Found this article pretty funny, this journalism must be pretty dense or selectively ignorant on YouTube's rabbit hole algorithm.
They play shocked when after an hour of going through random videos they get one about Andrew Tate.
Also I'm pretty sure you select what videos to watch on YT shorts, so the fact that they're getting more and more as the experiment continues- it just shows that they had a bias of selecting the ones they wanted to prove a point with.
And I also find it pretty funny that it isn't just Andrew Tate and his brother who are banned, it's him entirely even if it's a proxy person uploading clips which have him in it. Absolutely mental
Yet, I wonder why they'll never do this with a 13 year old girl. Maybe girls transing themselves from YT propaganda isn't good news yet?
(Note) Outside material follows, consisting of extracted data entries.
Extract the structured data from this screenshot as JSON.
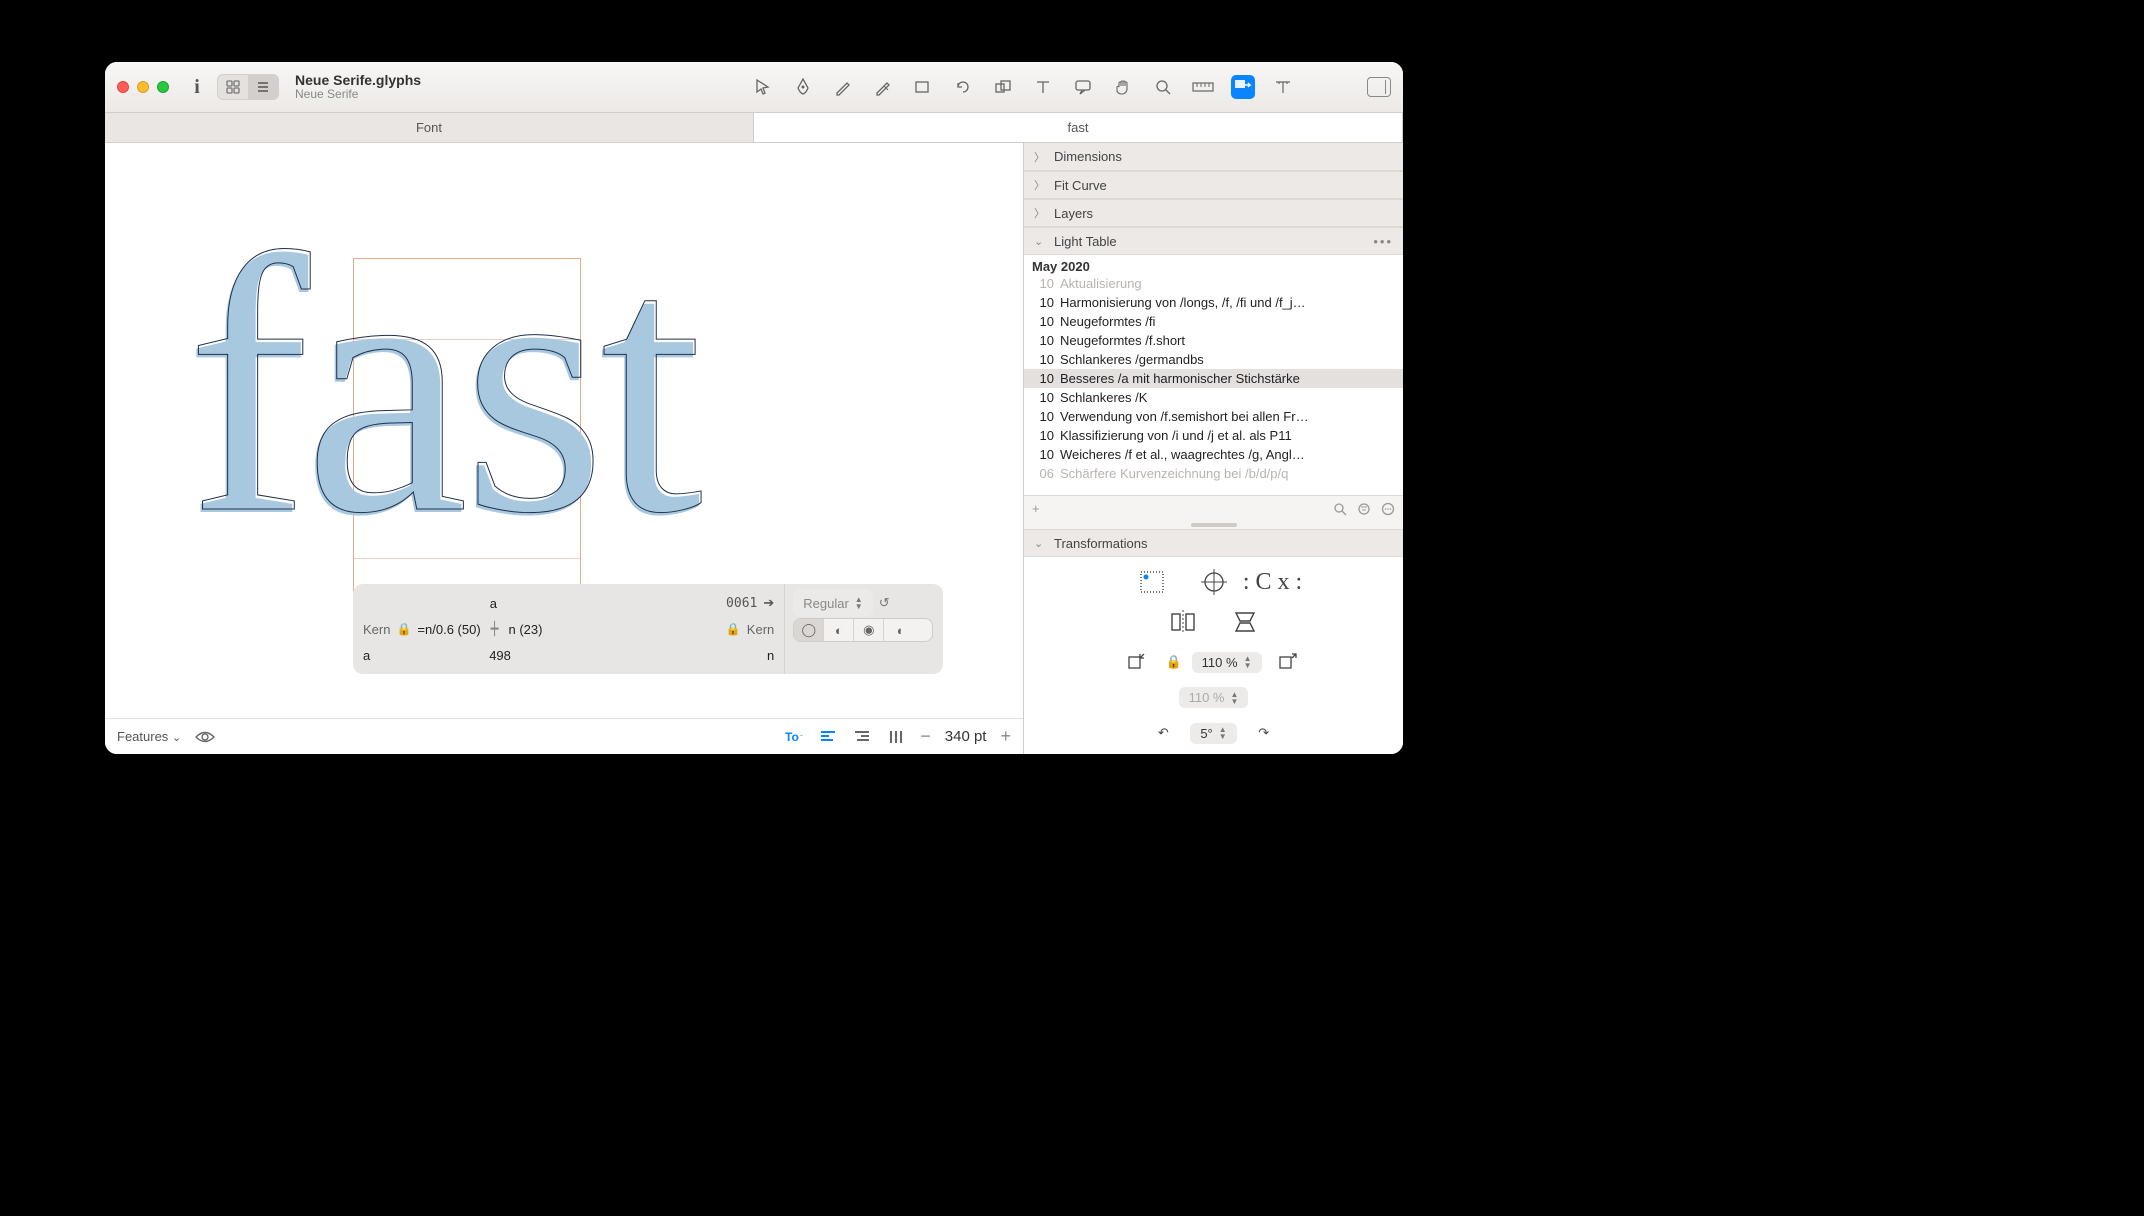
{
  "window": {
    "filename": "Neue Serife.glyphs",
    "subtitle": "Neue Serife"
  },
  "tabs": {
    "font": "Font",
    "edit": "fast"
  },
  "canvas": {
    "sample_text": "fast"
  },
  "info": {
    "glyph": "a",
    "unicode": "0061",
    "left_kern_label": "Kern",
    "left_group": "=n/0.6 (50)",
    "right_group": "n (23)",
    "right_kern_label": "Kern",
    "left_class": "a",
    "width": "498",
    "right_class": "n",
    "master": "Regular"
  },
  "footer": {
    "features_label": "Features",
    "point_size": "340 pt"
  },
  "sidebar": {
    "dimensions": "Dimensions",
    "fitcurve": "Fit Curve",
    "layers": "Layers",
    "lighttable": "Light Table",
    "transformations": "Transformations",
    "month": "May 2020",
    "entries": [
      {
        "day": "10",
        "label": "Aktualisierung",
        "cut": true
      },
      {
        "day": "10",
        "label": "Harmonisierung von /longs, /f, /fi und /f_j…"
      },
      {
        "day": "10",
        "label": "Neugeformtes /fi"
      },
      {
        "day": "10",
        "label": "Neugeformtes /f.short"
      },
      {
        "day": "10",
        "label": "Schlankeres /germandbs"
      },
      {
        "day": "10",
        "label": "Besseres /a mit harmonischer Stichstärke",
        "selected": true
      },
      {
        "day": "10",
        "label": "Schlankeres /K"
      },
      {
        "day": "10",
        "label": "Verwendung von /f.semishort bei allen Fr…"
      },
      {
        "day": "10",
        "label": "Klassifizierung von  /i und /j et al. als P11"
      },
      {
        "day": "10",
        "label": "Weicheres /f et al., waagrechtes /g, Angl…"
      },
      {
        "day": "06",
        "label": "Schärfere Kurvenzeichnung bei /b/d/p/q",
        "cut": true
      }
    ],
    "scale1": "110 %",
    "scale2": "110 %",
    "rotate": "5°"
  }
}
And which role models did boys have 20-30 years ago? It's honestly not that different.
I don't recall thinking any famous man was a good role model for me. The men that were I knew from private stuff (family, friends, sport clubs, ...).
I think the difference is that there's now active sabotage of young boys & men. As soon as someone doesn't follow the party line they get ostracized.
Some could argue that actors and some TV personalities back then could be classed as role models.
But back then it was before the push of feminised men, so you still had your family role models which were backed up by those. Now if all people consume is media, these soft men will be pushed as being more norm and the family role models as the minority.
But I agree, it's usually family where the best role models come from.